4. What happened to ordinary workers during the Great Depression?    
Ordinary workers during the Great Depression suffered.  It is clear that many people lost their jobs when many businesses failed because the unemployment increased by 11 million people.  Even those who were able to keep their jobs suffered because there wages and hours were cut.  Also, everyone suffered when the banks closed because many were not able to ever get their money out of the banks again.  Clearly ordinary workers suffered during the Great Depression.

5. How did the Great Depression affect the world economy?    
The Great Depression affected the world economy. This is because the countries of Europe were already having issues while they tried to recover from World War I.  Then, when the Great Depression hit America, the Hawley-Smoot Tariff was put in place and this was meant to make foreign good expensive so Americans would buy American goods.  This hurt Europe because European goods were not being bought by Americans and also because Europe's ability to purchase American goods.  So the introduction of this tariff, brought on by the Great Depression, affected other countries.

Define

a. Price-Supports:   
Price-supports are when the government promises to by extra items, crops under the McNary-Haugen bill, at a set price.  The government then sells them on the level of the world market.

b. Credit:   
When an item is not paid for immediately, but a promise is made by the buyer to pay for it slowly, like in the form of money every month.

c. Dow Jones Industrial Average:    
The Dow Jones Industrial Average is found when there are thirty large companies that represent the stock market and the average that they make or lose is derived.  This is the Dow Jones Industrial Average and it is used by many to find out how the stock market and economy are doing.

d. Speculation:   
Speculation is when people just try and make money quickly by taking a risk and buying a bond or stock.  This is quick, but a risk.

e. Buying on Margin:    
Buying on Margin is when one buys stock, but only pays for it with a small amount of their own money and borrows the rest of the money needed to pay for it.

f.

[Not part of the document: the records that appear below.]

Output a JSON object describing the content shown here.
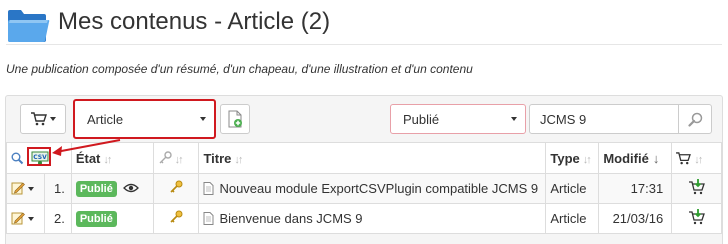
{
  "header": {
    "title": "Mes contenus - Article (2)",
    "folder_icon": "folder-icon"
  },
  "description": "Une publication composée d'un résumé, d'un chapeau, d'une illustration et d'un contenu",
  "toolbar": {
    "cart_icon": "cart-icon",
    "type_select": {
      "value": "Article"
    },
    "add_document_icon": "add-document-icon",
    "status_select": {
      "value": "Publié"
    },
    "search": {
      "value": "JCMS 9"
    },
    "search_icon": "search-icon"
  },
  "table": {
    "columns": {
      "etat": "État",
      "titre": "Titre",
      "type": "Type",
      "modifie": "Modifié"
    },
    "header_icons": [
      "zoom-icon",
      "csv-export-icon",
      "key-icon",
      "cart-icon"
    ],
    "rows": [
      {
        "num": "1.",
        "status": "Publié",
        "title": "Nouveau module ExportCSVPlugin compatible JCMS 9",
        "type": "Article",
        "modified": "17:31"
      },
      {
        "num": "2.",
        "status": "Publié",
        "title": "Bienvenue dans JCMS 9",
        "type": "Article",
        "modified": "21/03/16"
      }
    ]
  },
  "colors": {
    "highlight_red": "#d0191f",
    "badge_green": "#5cb85c",
    "panel_bg": "#f5f5f5"
  }
}
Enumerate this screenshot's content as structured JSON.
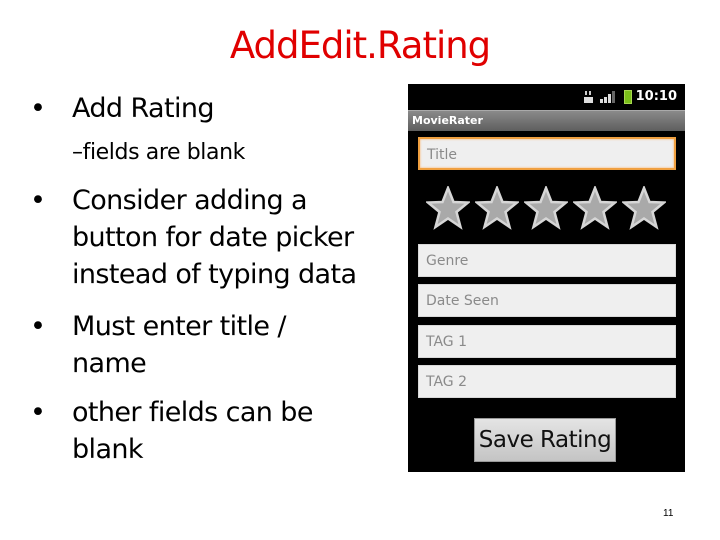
{
  "slide": {
    "title": "AddEdit.Rating",
    "page_number": "11",
    "title_color": "#e00000"
  },
  "bullets": [
    {
      "level": 1,
      "lines": [
        "Add Rating"
      ]
    },
    {
      "level": 2,
      "lines": [
        "fields are blank"
      ]
    },
    {
      "level": 1,
      "lines": [
        "Consider adding a",
        "button for date picker",
        "instead of typing data"
      ]
    },
    {
      "level": 1,
      "lines": [
        "Must enter title /",
        "name"
      ]
    },
    {
      "level": 1,
      "lines": [
        "other fields can be",
        "blank"
      ]
    }
  ],
  "bullet_glyphs": {
    "level1": "•",
    "level2": "–"
  },
  "phone": {
    "status_bar": {
      "time": "10:10",
      "icons": [
        "network-3g-icon",
        "signal-strength-icon",
        "battery-charging-icon"
      ]
    },
    "app_title": "MovieRater",
    "fields": [
      {
        "name": "title",
        "placeholder": "Title",
        "value": "",
        "focused": true
      },
      {
        "name": "genre",
        "placeholder": "Genre",
        "value": ""
      },
      {
        "name": "date-seen",
        "placeholder": "Date Seen",
        "value": ""
      },
      {
        "name": "tag1",
        "placeholder": "TAG 1",
        "value": ""
      },
      {
        "name": "tag2",
        "placeholder": "TAG 2",
        "value": ""
      }
    ],
    "rating": {
      "max_stars": 5,
      "selected": 0
    },
    "save_button_label": "Save Rating"
  }
}
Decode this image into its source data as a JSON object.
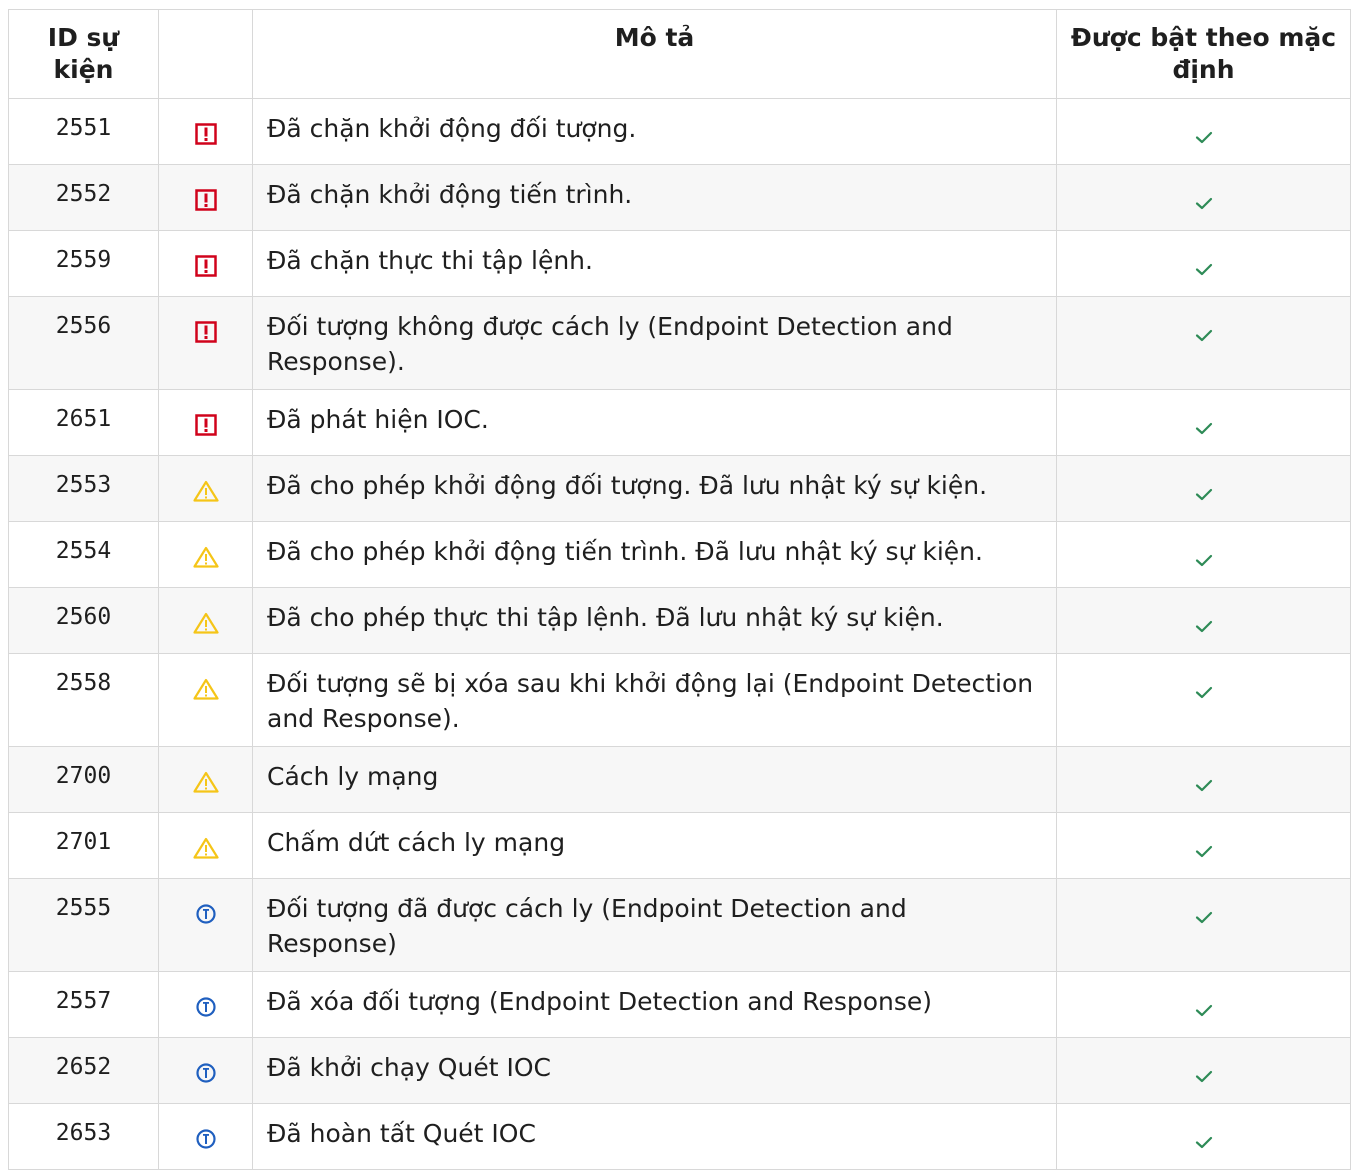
{
  "columns": {
    "event_id": "ID sự kiện",
    "icon": "",
    "description": "Mô tả",
    "enabled_by_default": "Được bật theo mặc định"
  },
  "colors": {
    "critical": "#d0021b",
    "warning": "#f5c518",
    "info": "#1f5fbf",
    "check": "#2e8b57"
  },
  "rows": [
    {
      "id": "2551",
      "severity": "critical-icon",
      "description": "Đã chặn khởi động đối tượng.",
      "enabled": "check-icon"
    },
    {
      "id": "2552",
      "severity": "critical-icon",
      "description": "Đã chặn khởi động tiến trình.",
      "enabled": "check-icon"
    },
    {
      "id": "2559",
      "severity": "critical-icon",
      "description": "Đã chặn thực thi tập lệnh.",
      "enabled": "check-icon"
    },
    {
      "id": "2556",
      "severity": "critical-icon",
      "description": "Đối tượng không được cách ly (Endpoint Detection and Response).",
      "enabled": "check-icon"
    },
    {
      "id": "2651",
      "severity": "critical-icon",
      "description": "Đã phát hiện IOC.",
      "enabled": "check-icon"
    },
    {
      "id": "2553",
      "severity": "warning-icon",
      "description": "Đã cho phép khởi động đối tượng. Đã lưu nhật ký sự kiện.",
      "enabled": "check-icon"
    },
    {
      "id": "2554",
      "severity": "warning-icon",
      "description": "Đã cho phép khởi động tiến trình. Đã lưu nhật ký sự kiện.",
      "enabled": "check-icon"
    },
    {
      "id": "2560",
      "severity": "warning-icon",
      "description": "Đã cho phép thực thi tập lệnh. Đã lưu nhật ký sự kiện.",
      "enabled": "check-icon"
    },
    {
      "id": "2558",
      "severity": "warning-icon",
      "description": "Đối tượng sẽ bị xóa sau khi khởi động lại (Endpoint Detection and Response).",
      "enabled": "check-icon"
    },
    {
      "id": "2700",
      "severity": "warning-icon",
      "description": "Cách ly mạng",
      "enabled": "check-icon"
    },
    {
      "id": "2701",
      "severity": "warning-icon",
      "description": "Chấm dứt cách ly mạng",
      "enabled": "check-icon"
    },
    {
      "id": "2555",
      "severity": "info-icon",
      "description": "Đối tượng đã được cách ly (Endpoint Detection and Response)",
      "enabled": "check-icon"
    },
    {
      "id": "2557",
      "severity": "info-icon",
      "description": "Đã xóa đối tượng (Endpoint Detection and Response)",
      "enabled": "check-icon"
    },
    {
      "id": "2652",
      "severity": "info-icon",
      "description": "Đã khởi chạy Quét IOC",
      "enabled": "check-icon"
    },
    {
      "id": "2653",
      "severity": "info-icon",
      "description": "Đã hoàn tất Quét IOC",
      "enabled": "check-icon"
    }
  ]
}
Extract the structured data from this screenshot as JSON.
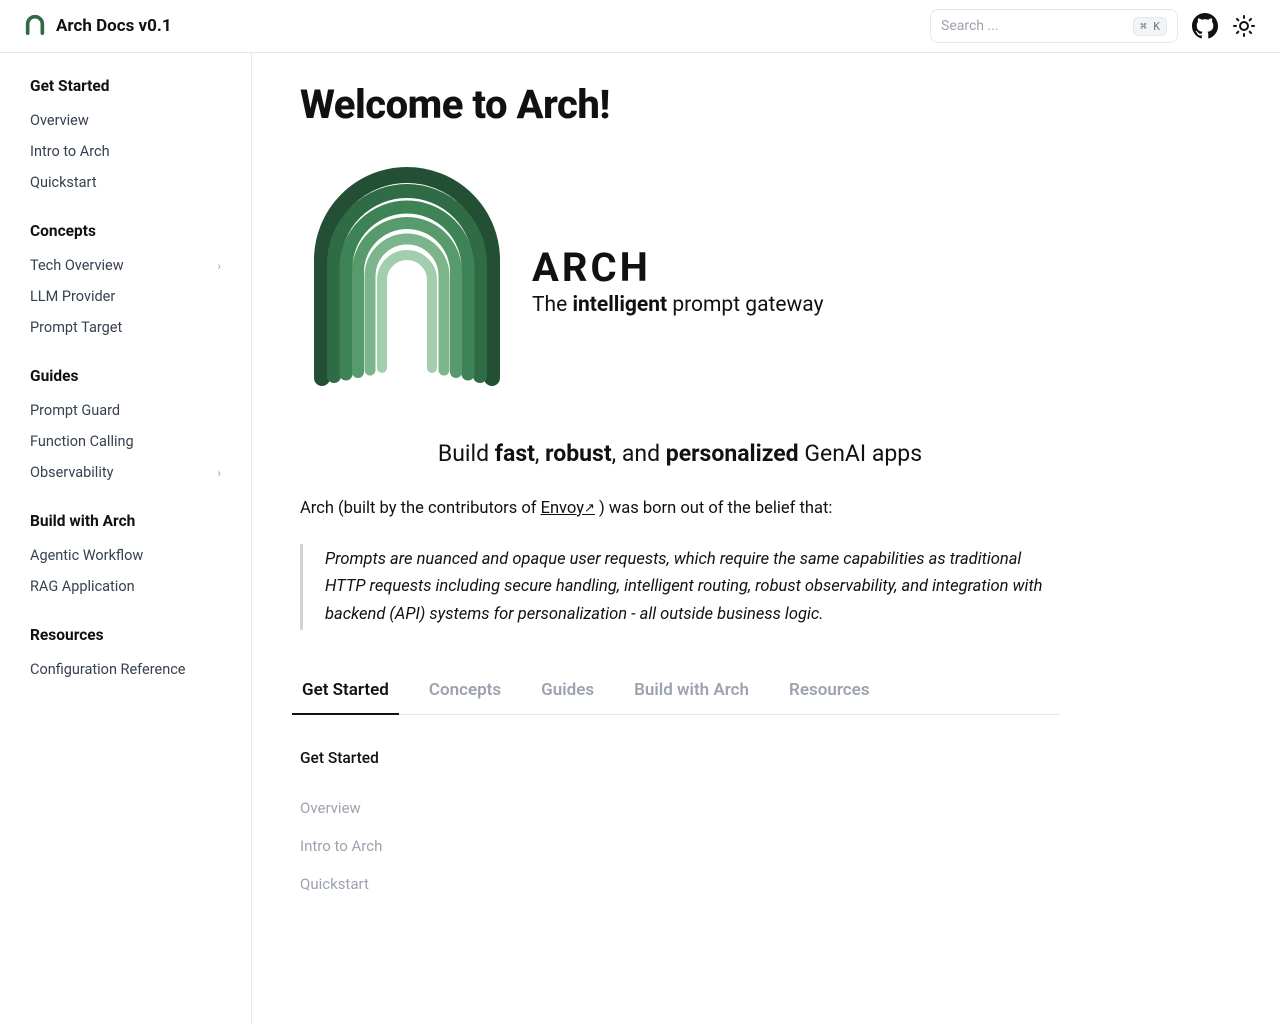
{
  "header": {
    "title": "Arch Docs v0.1",
    "search_placeholder": "Search ...",
    "search_kbd": "⌘ K"
  },
  "sidebar": [
    {
      "heading": "Get Started",
      "items": [
        {
          "label": "Overview"
        },
        {
          "label": "Intro to Arch"
        },
        {
          "label": "Quickstart"
        }
      ]
    },
    {
      "heading": "Concepts",
      "items": [
        {
          "label": "Tech Overview",
          "expandable": true
        },
        {
          "label": "LLM Provider"
        },
        {
          "label": "Prompt Target"
        }
      ]
    },
    {
      "heading": "Guides",
      "items": [
        {
          "label": "Prompt Guard"
        },
        {
          "label": "Function Calling"
        },
        {
          "label": "Observability",
          "expandable": true
        }
      ]
    },
    {
      "heading": "Build with Arch",
      "items": [
        {
          "label": "Agentic Workflow"
        },
        {
          "label": "RAG Application"
        }
      ]
    },
    {
      "heading": "Resources",
      "items": [
        {
          "label": "Configuration Reference"
        }
      ]
    }
  ],
  "page": {
    "title": "Welcome to Arch!",
    "hero_brand": "ARCH",
    "hero_tag_pre": "The ",
    "hero_tag_strong": "intelligent",
    "hero_tag_post": " prompt gateway",
    "subhead_pre": "Build ",
    "subhead_b1": "fast",
    "subhead_sep1": ", ",
    "subhead_b2": "robust",
    "subhead_sep2": ", and ",
    "subhead_b3": "personalized",
    "subhead_post": " GenAI apps",
    "intro_pre": "Arch (built by the contributors of ",
    "intro_link": "Envoy",
    "intro_post": " ) was born out of the belief that:",
    "quote": "Prompts are nuanced and opaque user requests, which require the same capabilities as traditional HTTP requests including secure handling, intelligent routing, robust observability, and integration with backend (API) systems for personalization - all outside business logic.",
    "tabs": [
      "Get Started",
      "Concepts",
      "Guides",
      "Build with Arch",
      "Resources"
    ],
    "active_tab": 0,
    "panel_heading": "Get Started",
    "panel_links": [
      "Overview",
      "Intro to Arch",
      "Quickstart"
    ]
  }
}
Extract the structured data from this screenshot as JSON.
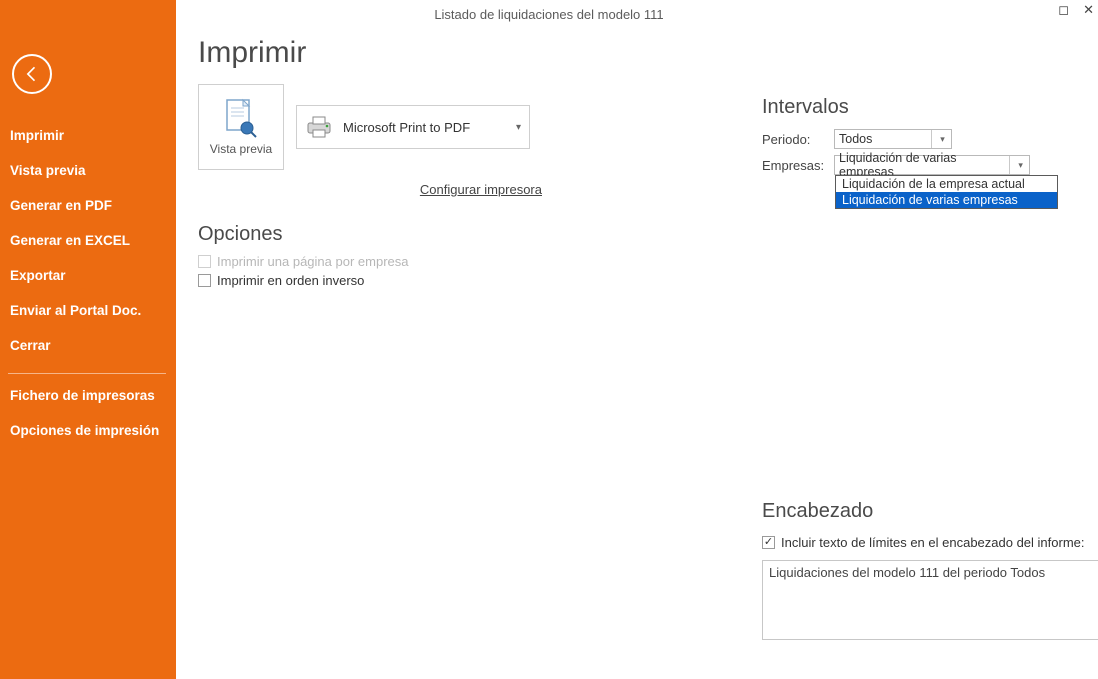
{
  "window": {
    "title": "Listado de liquidaciones del modelo 111"
  },
  "sidebar": {
    "items": [
      "Imprimir",
      "Vista previa",
      "Generar en PDF",
      "Generar en EXCEL",
      "Exportar",
      "Enviar al Portal Doc.",
      "Cerrar"
    ],
    "secondary": [
      "Fichero de impresoras",
      "Opciones de impresión"
    ]
  },
  "page": {
    "title": "Imprimir",
    "preview_label": "Vista previa",
    "printer_name": "Microsoft Print to PDF",
    "config_printer": "Configurar impresora"
  },
  "options": {
    "title": "Opciones",
    "one_per_company": {
      "label": "Imprimir una página por empresa",
      "checked": false,
      "disabled": true
    },
    "reverse_order": {
      "label": "Imprimir en orden inverso",
      "checked": false,
      "disabled": false
    }
  },
  "intervals": {
    "title": "Intervalos",
    "period_label": "Periodo:",
    "period_value": "Todos",
    "companies_label": "Empresas:",
    "companies_value": "Liquidación de varias empresas",
    "companies_options": [
      "Liquidación de la empresa actual",
      "Liquidación de varias empresas"
    ],
    "companies_selected_index": 1
  },
  "header": {
    "title": "Encabezado",
    "include_limits_label": "Incluir texto de límites en el encabezado del informe:",
    "include_limits_checked": true,
    "text": "Liquidaciones del modelo 111 del periodo Todos"
  }
}
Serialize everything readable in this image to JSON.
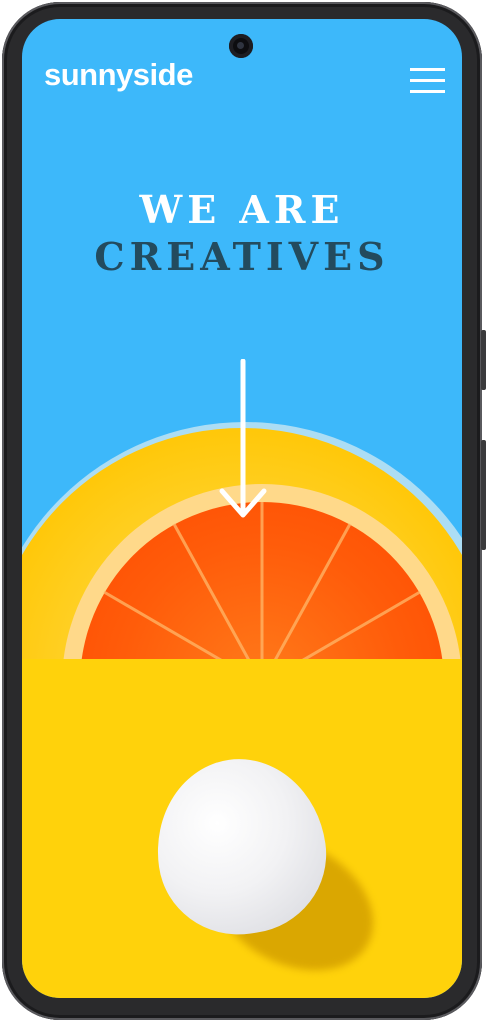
{
  "header": {
    "logo": "sunnyside",
    "menu_icon": "hamburger-menu-icon"
  },
  "hero": {
    "title_line1": "WE ARE",
    "title_line2": "CREATIVES",
    "scroll_icon": "arrow-down-icon",
    "image": "orange-half-in-glass"
  },
  "section": {
    "image": "white-egg-on-yellow"
  },
  "colors": {
    "sky": "#3db8fa",
    "title_dark": "#234b5e",
    "yellow": "#ffd20b",
    "orange": "#ff5c0a"
  }
}
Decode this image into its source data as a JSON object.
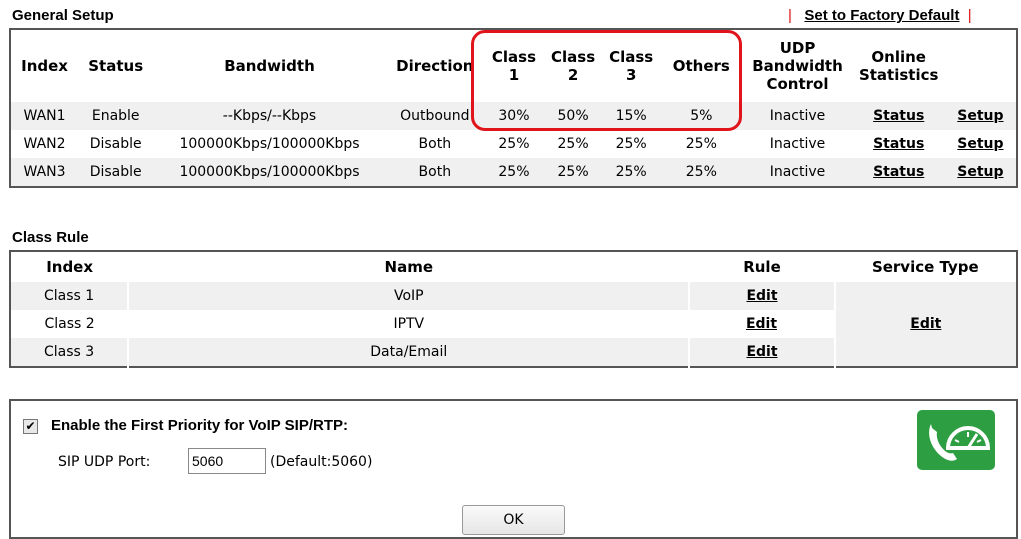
{
  "general": {
    "title": "General Setup",
    "factory_sep1": "|",
    "factory_label": "Set to Factory Default",
    "factory_sep2": "|",
    "headers": {
      "index": "Index",
      "status": "Status",
      "bandwidth": "Bandwidth",
      "direction": "Direction",
      "class1_a": "Class",
      "class1_b": "1",
      "class2_a": "Class",
      "class2_b": "2",
      "class3_a": "Class",
      "class3_b": "3",
      "others": "Others",
      "udp_a": "UDP",
      "udp_b": "Bandwidth",
      "udp_c": "Control",
      "online_a": "Online",
      "online_b": "Statistics"
    },
    "rows": [
      {
        "index": "WAN1",
        "status": "Enable",
        "bandwidth": "--Kbps/--Kbps",
        "direction": "Outbound",
        "c1": "30%",
        "c2": "50%",
        "c3": "15%",
        "others": "5%",
        "udp": "Inactive",
        "stat": "Status",
        "setup": "Setup"
      },
      {
        "index": "WAN2",
        "status": "Disable",
        "bandwidth": "100000Kbps/100000Kbps",
        "direction": "Both",
        "c1": "25%",
        "c2": "25%",
        "c3": "25%",
        "others": "25%",
        "udp": "Inactive",
        "stat": "Status",
        "setup": "Setup"
      },
      {
        "index": "WAN3",
        "status": "Disable",
        "bandwidth": "100000Kbps/100000Kbps",
        "direction": "Both",
        "c1": "25%",
        "c2": "25%",
        "c3": "25%",
        "others": "25%",
        "udp": "Inactive",
        "stat": "Status",
        "setup": "Setup"
      }
    ]
  },
  "class_rule": {
    "title": "Class Rule",
    "headers": {
      "index": "Index",
      "name": "Name",
      "rule": "Rule",
      "service": "Service Type"
    },
    "rows": [
      {
        "index": "Class 1",
        "name": "VoIP",
        "rule": "Edit"
      },
      {
        "index": "Class 2",
        "name": "IPTV",
        "rule": "Edit"
      },
      {
        "index": "Class 3",
        "name": "Data/Email",
        "rule": "Edit"
      }
    ],
    "service_edit": "Edit"
  },
  "voip": {
    "checkbox_label": "Enable the First Priority for VoIP SIP/RTP:",
    "checked": true,
    "port_label": "SIP UDP Port:",
    "port_value": "5060",
    "default_text": "(Default:5060)",
    "ok_label": "OK",
    "icon": "voip-speedometer-icon"
  },
  "colors": {
    "highlight": "#e0141b",
    "icon_bg": "#2e9e42",
    "factory_bar": "#dd1111"
  }
}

Black Tuesday:    
On Black Tuesday the market was starting to crash, so people sold their stocks before their prices could go any lower.  This led to a larger crash and 16.4 million stocks being dumped that day.

g. Hawley-Smoot Tariff:   
This was a very high tariff, tax on imported goods, put in place in 1930 that was supposed to increase the consumption of American goods. However, this also ended up not letting Europeans buy American goods and not letting America export goods.  Therefore, the companies that exported goods either failed or had to fire many employees.